- Tom Walls, David Tree and Leslie Perrins in a scene from the film
- Directed by: Tom Walls
- Written by: Ben Travers
- Produced by: Tom Walls
- Starring: Tom Walls Eva Moore Cecil Parker Veronica Rose
- Cinematography: Mutz Greenbaum
- Edited by: Lynn Harrison
- Music by: Louis Levy
- Production company: Tom Walls Productions
- Distributed by: British Lion Film
- Release date: December 1938;
- Running time: 80 minutes
- Country: United Kingdom
- Language: English

= Old Iron =

Old Iron is a 1938 British comedy-drama film directed by Tom Walls and starring Walls, Richard Ainley, Henry Hewitt, Eva Moore and Cecil Parker. It was written by Ben Travers and was made at Shepperton Studios.

==Plot==
Overbearing but kind-hearted old industrialist Sir Henry Woodstock (known as "Old Iron" to his family) quarrels with his favourite son Harry because Harry wishes to marry the daughter of a business opponent whom he suspects of shady practices. Harry, who has inherited his father's temperament, drives away in a blind fury, runs a man down and kills him. At his trial for manslaughter Sir Henry's testimony as to the quarrel, and the mental disturbance that must have resulted from the conflict in Harry's mind between love of his father and determination to do what he himself thought right, secures Harry's acquittal.

==Cast==
- Tom Walls as Sir Henry Woodstock
- Eva Moore as Lady Woodstock
- Cecil Parker as Barnett
- Richard Ainley as Harry Woodstock
- David Tree as Michael
- Veronica Rose as Lorna Barnett
- Enid Stamp-Taylor as Eileen Penshaw
- Leslie Perrins as Richard Penshaw
- Arthur Wontner as Judge
- Henry Hewitt as Wilfred
- O. B. Clarence as Gordon

== Reception ==
The Monthly Film Bulletin wrote: "The story will appeal to those who are interested by character rather than by incident, and who do not decry as 'sentimental' the expression of a good deal of affection between father and son.
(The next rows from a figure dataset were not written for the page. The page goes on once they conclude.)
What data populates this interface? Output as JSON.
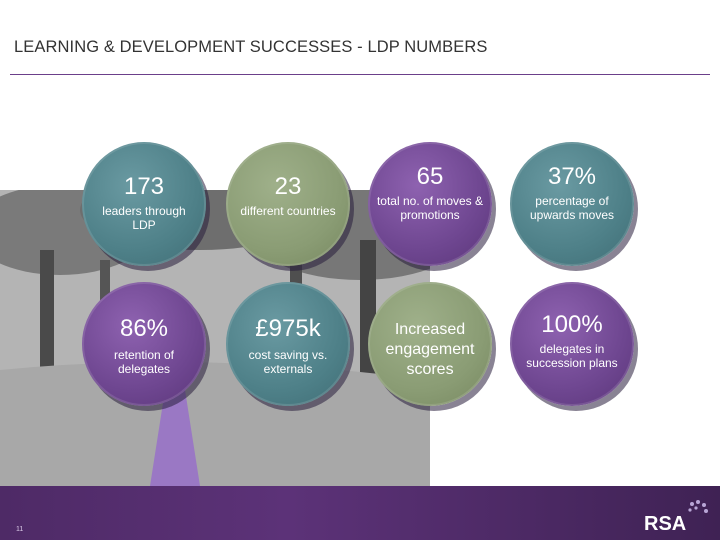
{
  "header": {
    "title": "LEARNING & DEVELOPMENT SUCCESSES - LDP NUMBERS"
  },
  "stats": [
    {
      "value": "173",
      "label": "leaders through LDP"
    },
    {
      "value": "23",
      "label": "different countries"
    },
    {
      "value": "65",
      "label": "total no. of moves & promotions"
    },
    {
      "value": "37%",
      "label": "percentage of upwards moves"
    },
    {
      "value": "86%",
      "label": "retention of delegates"
    },
    {
      "value": "£975k",
      "label": "cost saving vs. externals"
    },
    {
      "value": "Increased engagement scores",
      "label": ""
    },
    {
      "value": "100%",
      "label": "delegates in succession plans"
    }
  ],
  "footer": {
    "page_number": "11",
    "logo_text": "RSA"
  },
  "colors": {
    "purple": "#6e4690",
    "green": "#8a9c74",
    "teal": "#4e8088",
    "band": "#4e2a66"
  }
}
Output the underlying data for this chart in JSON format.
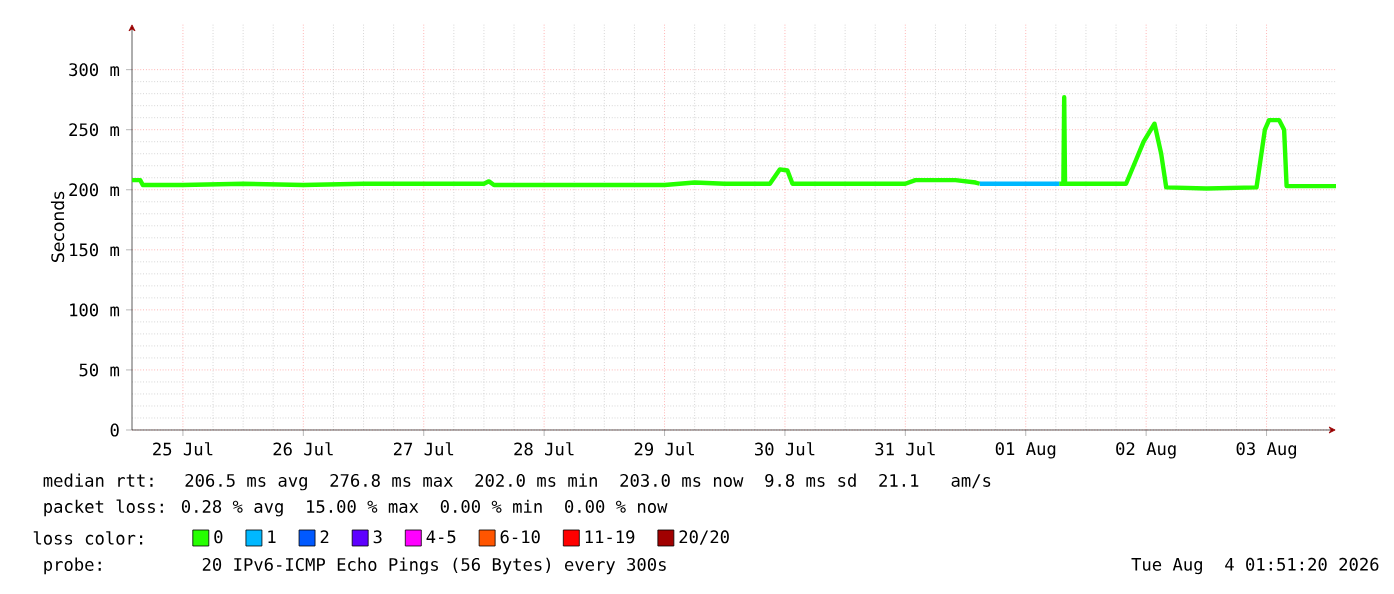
{
  "chart_data": {
    "type": "line",
    "ylabel": "Seconds",
    "legend_title": "loss color:",
    "xlim": [
      "2026-07-25T01:51",
      "2026-08-04T01:51"
    ],
    "xticks": [
      {
        "value": "2026-07-25T12:00",
        "label": "25 Jul"
      },
      {
        "value": "2026-07-26T12:00",
        "label": "26 Jul"
      },
      {
        "value": "2026-07-27T12:00",
        "label": "27 Jul"
      },
      {
        "value": "2026-07-28T12:00",
        "label": "28 Jul"
      },
      {
        "value": "2026-07-29T12:00",
        "label": "29 Jul"
      },
      {
        "value": "2026-07-30T12:00",
        "label": "30 Jul"
      },
      {
        "value": "2026-07-31T12:00",
        "label": "31 Jul"
      },
      {
        "value": "2026-08-01T12:00",
        "label": "01 Aug"
      },
      {
        "value": "2026-08-02T12:00",
        "label": "02 Aug"
      },
      {
        "value": "2026-08-03T12:00",
        "label": "03 Aug"
      }
    ],
    "ylim": [
      0,
      338
    ],
    "yticks": [
      0,
      {
        "value": 50,
        "label": "50 m"
      },
      {
        "value": 100,
        "label": "100 m"
      },
      {
        "value": 150,
        "label": "150 m"
      },
      {
        "value": 200,
        "label": "200 m"
      },
      {
        "value": 250,
        "label": "250 m"
      },
      {
        "value": 300,
        "label": "300 m"
      }
    ],
    "grid": true,
    "legend": "bottom",
    "series": [
      {
        "name": "0",
        "color": "#26ff00",
        "x": [
          "2026-07-25T01:51",
          "2026-07-25T03:30",
          "2026-07-25T04:00",
          "2026-07-25T12:00",
          "2026-07-26T00:00",
          "2026-07-26T12:00",
          "2026-07-27T00:00",
          "2026-07-27T12:00",
          "2026-07-28T00:00",
          "2026-07-28T01:00",
          "2026-07-28T02:00",
          "2026-07-28T12:00",
          "2026-07-29T00:00",
          "2026-07-29T12:00",
          "2026-07-29T18:00",
          "2026-07-30T00:00",
          "2026-07-30T09:00",
          "2026-07-30T11:00",
          "2026-07-30T12:30",
          "2026-07-30T13:30",
          "2026-07-31T00:00",
          "2026-07-31T12:00",
          "2026-07-31T14:00",
          "2026-07-31T22:00",
          "2026-08-01T02:00",
          "2026-08-01T02:50",
          "2026-08-01T10:00",
          "2026-08-01T18:40",
          "2026-08-01T19:30",
          "2026-08-01T19:40",
          "2026-08-01T19:50",
          "2026-08-02T08:00",
          "2026-08-02T10:00",
          "2026-08-02T11:30",
          "2026-08-02T13:40",
          "2026-08-02T15:00",
          "2026-08-02T16:00",
          "2026-08-03T00:00",
          "2026-08-03T10:00",
          "2026-08-03T11:40",
          "2026-08-03T12:30",
          "2026-08-03T14:30",
          "2026-08-03T15:30",
          "2026-08-03T16:00",
          "2026-08-04T01:51"
        ],
        "values": [
          208,
          208,
          204,
          204,
          205,
          204,
          205,
          205,
          205,
          207,
          204,
          204,
          204,
          204,
          206,
          205,
          205,
          217,
          216,
          205,
          205,
          205,
          208,
          208,
          206,
          205,
          null,
          205,
          205,
          277,
          205,
          205,
          225,
          240,
          255,
          230,
          202,
          201,
          202,
          250,
          258,
          258,
          250,
          203,
          203
        ]
      },
      {
        "name": "1",
        "color": "#00b8ff",
        "x": [
          "2026-08-01T02:50",
          "2026-08-01T10:00",
          "2026-08-01T18:40"
        ],
        "values": [
          205,
          205,
          205
        ]
      },
      {
        "name": "2",
        "color": "#0059ff"
      },
      {
        "name": "3",
        "color": "#5e00ff"
      },
      {
        "name": "4-5",
        "color": "#ff00ff"
      },
      {
        "name": "6-10",
        "color": "#ff5500"
      },
      {
        "name": "11-19",
        "color": "#ff0000"
      },
      {
        "name": "20/20",
        "color": "#a10000"
      }
    ],
    "annotations": [
      "median rtt:  206.5 ms avg  276.8 ms max  202.0 ms min  203.0 ms now  9.8 ms sd  21.1   am/s",
      "packet loss: 0.28 % avg  15.00 % max  0.00 % min  0.00 % now",
      "probe:       20 IPv6-ICMP Echo Pings (56 Bytes) every 300s",
      "Tue Aug  4 01:51:20 2026"
    ]
  }
}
Tom Walls' portrayal of the character of Sir Henry is most enjoyable; Richard Ainley as Harry seemed a trifle theatrical, and the recording is not very kind to his voice. Henry Hewitt is very amusing as Sir Henry's insignificant brother Wilfred; one of the best moments in the film is provided by some trick photography whereby a ghostly Sir Henry humbly receives from the nincompoop Wilfred a moral lecture which Wilfred is rehearsing in an empty railway-carriage. The remaining parts do not give very much scope to the actors. The settings are competent and the photography good, but the sound seems a trifle harsh."

The Daily Film Renter wrote: "Tom Walls turns in novel portrayal as stern disciplinary martinet whose obstinate adherence to iron-clad principles brings him into conflict with family, but certain staginess of development has effect of promoting atmosphere of artificiality, although moments of pathos help out, and stellar portrayal has vintage touch. Good general booking."

Kine Weekly wrote: "Tom Walls has a part of heavy responsibility as Sir Henry, but he is more than equal to most of the demands. It is only during the sentimental moments that he falters. Richard Ainley is extremely good as Harry, there is genuine feeling in his portrayal and Eva Moore acts with understanding as Lucy, Sir Henry's wife. ... The picture is no powerful nor original contribution to screen fiction, but it is nevertheless good character comedy drama."

Picturegoer wrote: "Tom Walls forsakes farce for comedy-drama in his latest picture...The change is not for the better. Old Iron is a verbose play with Tom Walls doing most of talking, on rather remote Galsworthian lines. ... The best performance comes from Eva Moore as the magnate's long-suffering wife."